Solving AWS CUR Data Analysis Challenges with Generative AI and Amazon Bedrock
Managing cloud costs and understanding resource usage are critical aspects of optimizing AWS deployments for organizations. However, the complexity of querying and interpreting AWS Cost and Usage Reports (CUR) data can be a significant challenge, especially for non-technical users. In this blog post, we explore a solution that leverages generative artificial intelligence (AI) to simplify the process of querying CUR data stored in an Amazon Athena database using natural language questions.
The solution utilizes Amazon Bedrock, a fully managed service that offers a variety of high-performing foundation models (FMs) from leading AI companies. By integrating generative AI capabilities with SQL query generation, database querying, and a user-friendly web interface, this solution aims to streamline the analysis of CUR data for organizations.
### Challenges Addressed:
1. **Complexity of SQL queries:** Writing SQL queries to extract insights from CUR data can be challenging, especially for non-technical users.
2. **Data accessibility:** Accessing and analyzing structured data in databases can pose potential threats to data protection.
3. **User-friendliness:** Traditional methods of analyzing CUR data may lack a user-friendly interface, making it difficult for non-technical users to leverage valuable insights.
### Solution Overview:
The solution we discuss is a web application (chatbot) that allows users to ask questions related to their AWS costs and usage in natural language. The application generates SQL queries based on the user’s input, runs them against an Athena database containing CUR data, and presents the results in an easy-to-understand format. By combining generative AI, SQL generation, database querying, and a user-friendly web interface, this solution provides a seamless experience for analyzing and interpreting CUR data.
### Prerequisites:
To set up this solution, the following prerequisites are required:
1. Create an Athena database and table to store CUR data.
2. Set up a compute environment to call Amazon Bedrock APIs.
3. Install necessary libraries for working within the environment.
### Deployment Steps:
The deployment steps involve creating a Streamlit web application, connecting it to the LangChain application, and deploying the solution to a hosting environment. The interaction between the user input, SQL query generation, and query results is orchestrated to provide a seamless experience for users.
### Benefits:
– **Simplified data analysis:** Analyze CUR data using natural language, eliminating the need for advanced SQL knowledge.

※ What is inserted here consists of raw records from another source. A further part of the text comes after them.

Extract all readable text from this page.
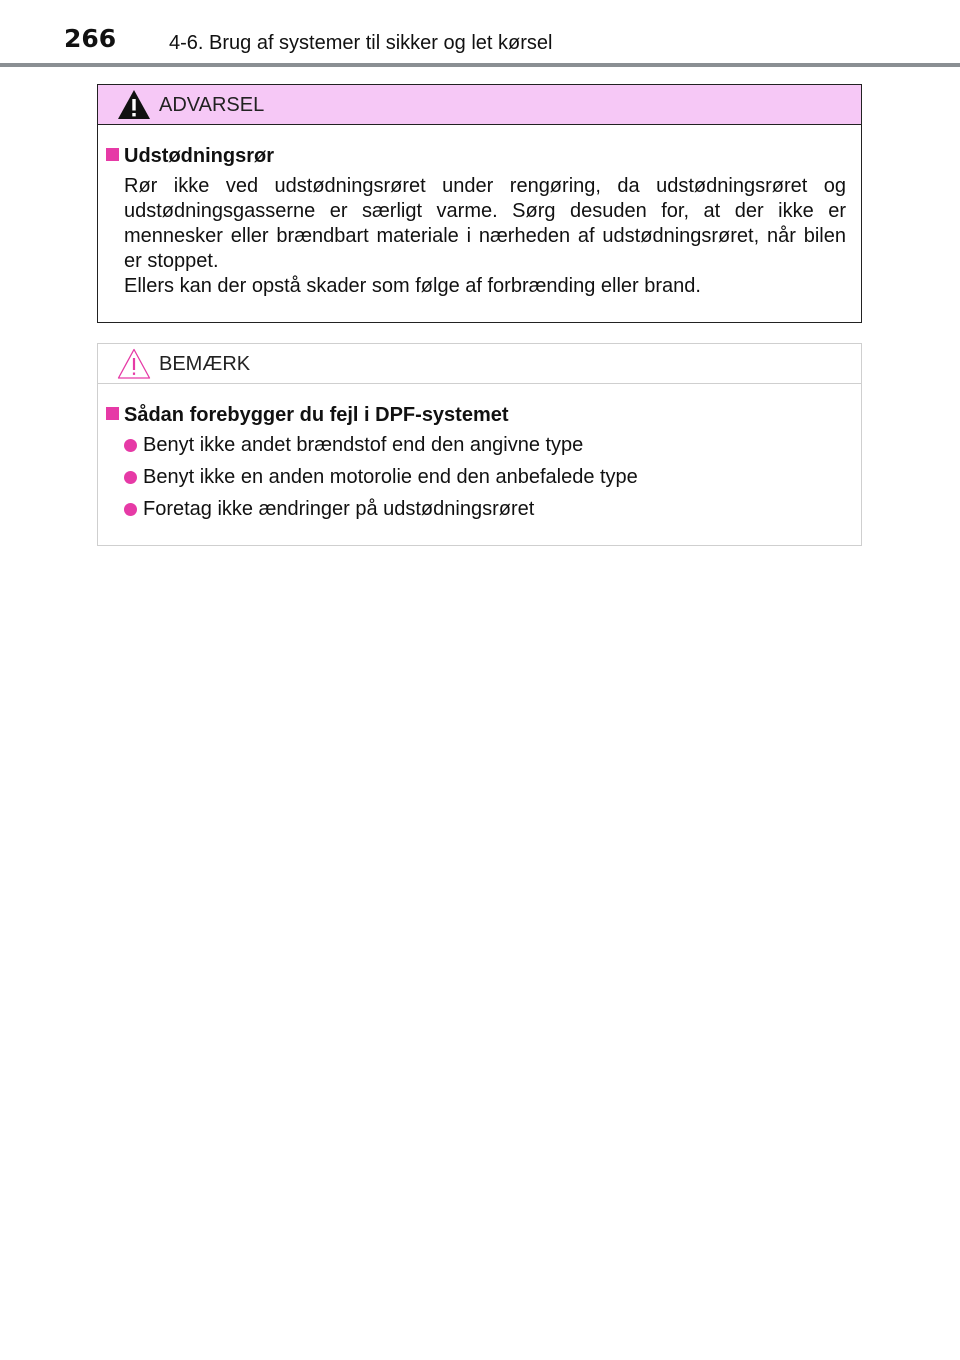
266	4-6. Brug af systemer til sikker og let kørsel
ADVARSEL
Udstødningsrør

Rør ikke ved udstødningsrøret under rengøring, da udstødningsrøret og udstødningsgasserne er særligt varme. Sørg desuden for, at der ikke er mennesker eller brændbart materiale i nærheden af udstødningsrøret, når bilen er stoppet.

Ellers kan der opstå skader som følge af forbrænding eller brand.

BEMÆRK
Sådan forebygger du fejl i DPF-systemet
Benyt ikke andet brændstof end den angivne type
Benyt ikke en anden motorolie end den anbefalede type
Foretag ikke ændringer på udstødningsrøret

– **Increased accessibility:** Non-technical users can efficiently access and gain insights from CUR data without needing database credentials.
– **Time-saving:** Quickly get answers to cost and usage questions without manually writing complex SQL queries.
– **Enhanced visibility:** Gain visibility into AWS costs and usage for better cost optimization and resource management decisions.
### Summary:
The AWS CUR chatbot solution leverages generative AI, SQL generation, and a user-friendly web interface to simplify the analysis of CUR data. By enabling users to ask natural language questions, this solution empowers organizations to make informed decisions, optimize cloud spending, and improve resource utilization. With Amazon Bedrock, organizations can accelerate their journey in building powerful generative AI applications for a wide range of scenarios.
In conclusion, the integration of AI technologies with cloud cost management can provide valuable insights and streamline processes for organizations with complex AWS deployments. By leveraging generative AI capabilities, organizations can optimize their cloud costs, improve resource utilization, and make informed decisions.